Barely taxied from the gate and a technical problem has us disembarking. Backtracking the concourse, I offer a hand to a lady lugging an awkward hand-grip.


        “Just changing hands. It’s full of clothes for a new grandchild. A miracle baby. They said she could never have a child.”

        “I’m at the other end of the spectrum. Yesterday I went to a child’s funeral. He died at eight weeks.”

        Last night the little family was around for buttered chicken and rice. Not quite the Jewish physic for all that ails, but where silence opens.


        last view

        delicate fingers

        more delicate


        open coffin

        mum and dad    farewell

        that heart of them


        April cool . . .

        the white box smaller

        in the hearse


An hour in the air I recall the balloon-releasing ceremony. Powder blue and powder white balloons trail blue ribbons. Two young girls, on instruction from their father, are the first to let go.


        Mid-Tasman

        meniscus of my coffee

        faintly tilts


A friend of the mother, a heart-weld made while the babes were in intensive (she was never much on babies—never an offer to nurse—at forty-two became a mother). She nurses her Yael, whose name is already a story or two. She nurses her Moonbeam warm to her warmth.
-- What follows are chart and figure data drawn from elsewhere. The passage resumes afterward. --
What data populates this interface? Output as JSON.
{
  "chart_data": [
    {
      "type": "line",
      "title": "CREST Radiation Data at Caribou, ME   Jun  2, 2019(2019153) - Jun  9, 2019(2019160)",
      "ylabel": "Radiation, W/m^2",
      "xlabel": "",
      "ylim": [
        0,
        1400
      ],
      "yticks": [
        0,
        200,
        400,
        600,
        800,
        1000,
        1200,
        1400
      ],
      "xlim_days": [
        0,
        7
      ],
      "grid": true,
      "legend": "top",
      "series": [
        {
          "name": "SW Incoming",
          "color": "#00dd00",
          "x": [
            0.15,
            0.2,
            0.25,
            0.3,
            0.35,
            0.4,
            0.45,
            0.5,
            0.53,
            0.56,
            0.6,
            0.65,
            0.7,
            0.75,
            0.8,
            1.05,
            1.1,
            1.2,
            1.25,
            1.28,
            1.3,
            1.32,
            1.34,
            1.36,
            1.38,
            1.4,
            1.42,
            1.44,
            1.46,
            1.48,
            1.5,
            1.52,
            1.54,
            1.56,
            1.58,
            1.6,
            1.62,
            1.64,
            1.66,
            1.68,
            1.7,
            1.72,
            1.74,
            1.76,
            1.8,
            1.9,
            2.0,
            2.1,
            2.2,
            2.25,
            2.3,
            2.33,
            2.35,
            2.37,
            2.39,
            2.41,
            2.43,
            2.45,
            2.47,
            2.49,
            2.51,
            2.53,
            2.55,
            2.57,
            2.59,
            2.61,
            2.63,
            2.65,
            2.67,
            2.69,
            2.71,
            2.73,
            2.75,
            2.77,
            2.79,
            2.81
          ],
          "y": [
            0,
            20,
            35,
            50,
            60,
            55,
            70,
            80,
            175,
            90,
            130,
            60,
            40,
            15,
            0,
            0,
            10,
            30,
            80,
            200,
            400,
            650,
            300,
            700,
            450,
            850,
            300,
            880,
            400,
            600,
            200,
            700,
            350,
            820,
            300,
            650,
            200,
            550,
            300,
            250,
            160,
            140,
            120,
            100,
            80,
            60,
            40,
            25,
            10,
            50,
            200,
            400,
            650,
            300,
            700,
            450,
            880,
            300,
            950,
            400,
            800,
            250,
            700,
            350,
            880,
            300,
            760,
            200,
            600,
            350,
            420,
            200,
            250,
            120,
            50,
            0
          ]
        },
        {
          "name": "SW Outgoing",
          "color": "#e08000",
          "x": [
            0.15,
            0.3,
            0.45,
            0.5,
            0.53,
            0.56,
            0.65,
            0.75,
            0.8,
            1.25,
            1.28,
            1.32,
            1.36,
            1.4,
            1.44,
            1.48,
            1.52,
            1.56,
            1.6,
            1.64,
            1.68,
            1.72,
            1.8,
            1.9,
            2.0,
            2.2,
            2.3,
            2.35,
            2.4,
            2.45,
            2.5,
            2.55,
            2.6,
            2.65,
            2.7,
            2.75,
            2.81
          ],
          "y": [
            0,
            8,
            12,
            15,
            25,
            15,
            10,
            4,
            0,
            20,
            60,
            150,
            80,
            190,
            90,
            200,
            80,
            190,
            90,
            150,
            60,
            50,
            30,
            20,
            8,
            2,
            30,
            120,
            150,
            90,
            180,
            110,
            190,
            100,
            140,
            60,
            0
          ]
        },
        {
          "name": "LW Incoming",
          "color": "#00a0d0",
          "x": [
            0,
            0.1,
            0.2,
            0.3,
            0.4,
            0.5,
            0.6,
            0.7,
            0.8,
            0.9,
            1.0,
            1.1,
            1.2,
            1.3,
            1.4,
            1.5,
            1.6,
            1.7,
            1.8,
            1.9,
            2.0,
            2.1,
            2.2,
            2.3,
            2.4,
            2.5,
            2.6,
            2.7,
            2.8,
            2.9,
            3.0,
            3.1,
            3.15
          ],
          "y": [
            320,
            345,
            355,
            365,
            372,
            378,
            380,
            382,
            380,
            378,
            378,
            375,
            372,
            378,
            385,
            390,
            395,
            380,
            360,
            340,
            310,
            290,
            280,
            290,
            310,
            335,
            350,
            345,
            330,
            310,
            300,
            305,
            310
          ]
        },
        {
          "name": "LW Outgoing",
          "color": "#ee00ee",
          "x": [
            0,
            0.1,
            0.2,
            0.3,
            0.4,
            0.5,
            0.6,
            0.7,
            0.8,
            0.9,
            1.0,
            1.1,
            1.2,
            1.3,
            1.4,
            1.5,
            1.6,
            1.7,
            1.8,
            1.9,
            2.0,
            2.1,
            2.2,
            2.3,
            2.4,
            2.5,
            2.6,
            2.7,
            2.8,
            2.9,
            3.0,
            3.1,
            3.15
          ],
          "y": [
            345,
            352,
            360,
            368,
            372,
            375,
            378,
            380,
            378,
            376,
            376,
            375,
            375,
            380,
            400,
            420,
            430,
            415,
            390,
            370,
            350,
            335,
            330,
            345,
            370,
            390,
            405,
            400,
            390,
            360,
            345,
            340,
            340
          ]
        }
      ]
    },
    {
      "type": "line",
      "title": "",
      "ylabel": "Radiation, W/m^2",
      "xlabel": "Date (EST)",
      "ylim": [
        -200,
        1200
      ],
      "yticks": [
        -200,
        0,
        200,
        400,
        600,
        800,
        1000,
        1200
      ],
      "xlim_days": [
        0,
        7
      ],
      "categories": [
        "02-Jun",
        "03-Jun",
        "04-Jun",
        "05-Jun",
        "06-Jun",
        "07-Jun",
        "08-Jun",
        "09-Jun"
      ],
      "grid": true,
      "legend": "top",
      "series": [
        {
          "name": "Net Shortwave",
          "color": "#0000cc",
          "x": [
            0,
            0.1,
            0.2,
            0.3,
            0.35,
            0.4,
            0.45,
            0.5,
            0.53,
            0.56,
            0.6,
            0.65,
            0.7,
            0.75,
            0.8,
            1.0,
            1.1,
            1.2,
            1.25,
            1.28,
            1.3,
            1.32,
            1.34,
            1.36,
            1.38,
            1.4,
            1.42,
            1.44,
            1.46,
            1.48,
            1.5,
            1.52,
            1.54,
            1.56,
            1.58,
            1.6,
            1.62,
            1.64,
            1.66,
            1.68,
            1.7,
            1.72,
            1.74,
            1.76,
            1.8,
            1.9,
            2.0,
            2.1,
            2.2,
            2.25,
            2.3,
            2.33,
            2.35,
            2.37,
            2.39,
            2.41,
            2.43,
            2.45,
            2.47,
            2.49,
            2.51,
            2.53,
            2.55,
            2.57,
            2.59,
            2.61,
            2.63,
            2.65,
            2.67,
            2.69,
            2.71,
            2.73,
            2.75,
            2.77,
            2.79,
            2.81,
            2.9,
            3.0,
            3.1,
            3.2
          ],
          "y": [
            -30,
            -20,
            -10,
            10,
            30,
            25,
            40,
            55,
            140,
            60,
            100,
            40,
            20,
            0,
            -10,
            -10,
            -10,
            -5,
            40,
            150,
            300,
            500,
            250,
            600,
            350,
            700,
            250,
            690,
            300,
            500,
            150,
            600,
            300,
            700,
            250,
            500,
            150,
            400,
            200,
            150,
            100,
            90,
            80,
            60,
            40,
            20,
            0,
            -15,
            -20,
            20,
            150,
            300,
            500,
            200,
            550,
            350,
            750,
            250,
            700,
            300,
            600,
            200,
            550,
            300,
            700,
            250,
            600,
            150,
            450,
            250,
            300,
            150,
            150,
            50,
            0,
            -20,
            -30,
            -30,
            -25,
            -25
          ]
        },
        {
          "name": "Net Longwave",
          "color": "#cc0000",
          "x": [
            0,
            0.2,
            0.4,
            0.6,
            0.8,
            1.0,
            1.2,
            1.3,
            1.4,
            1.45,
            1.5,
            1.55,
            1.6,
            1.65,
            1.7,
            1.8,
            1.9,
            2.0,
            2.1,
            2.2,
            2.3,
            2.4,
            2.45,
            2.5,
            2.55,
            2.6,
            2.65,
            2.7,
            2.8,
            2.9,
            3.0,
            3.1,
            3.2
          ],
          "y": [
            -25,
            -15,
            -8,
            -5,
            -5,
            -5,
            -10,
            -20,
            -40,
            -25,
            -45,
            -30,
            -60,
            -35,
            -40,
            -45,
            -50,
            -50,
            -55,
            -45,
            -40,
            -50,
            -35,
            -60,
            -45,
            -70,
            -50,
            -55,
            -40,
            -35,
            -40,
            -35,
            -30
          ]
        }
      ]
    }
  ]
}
        First sight of land, the West Coast and the Southern Alps. Snow caps through clusters of cloud, a mountain lake and cloud thickening. Descent toward the place I called home. The umbilical of that context is severed.

        I think of a small flight of balloons rising into a breathy southerly, into blue without respite, while the hearse turns into traffic and heads the other way.


        across patchwork plains

        the rivers braid

        their meanings

—Jeffrey Harpeng


The first sentence of this haibun takes us to an airport, and we fly, with attendant travel frustrations, with the author. We soon discover the sad purpose for the author’s trip, yet the piece never becomes sentimental or maudlin. We know that the author’s world has tilted, just as surely as the meniscus in the author’s coffee tilts during the flight. We are blessed to enter into this experience, sad though it may be, through the gift of haibun.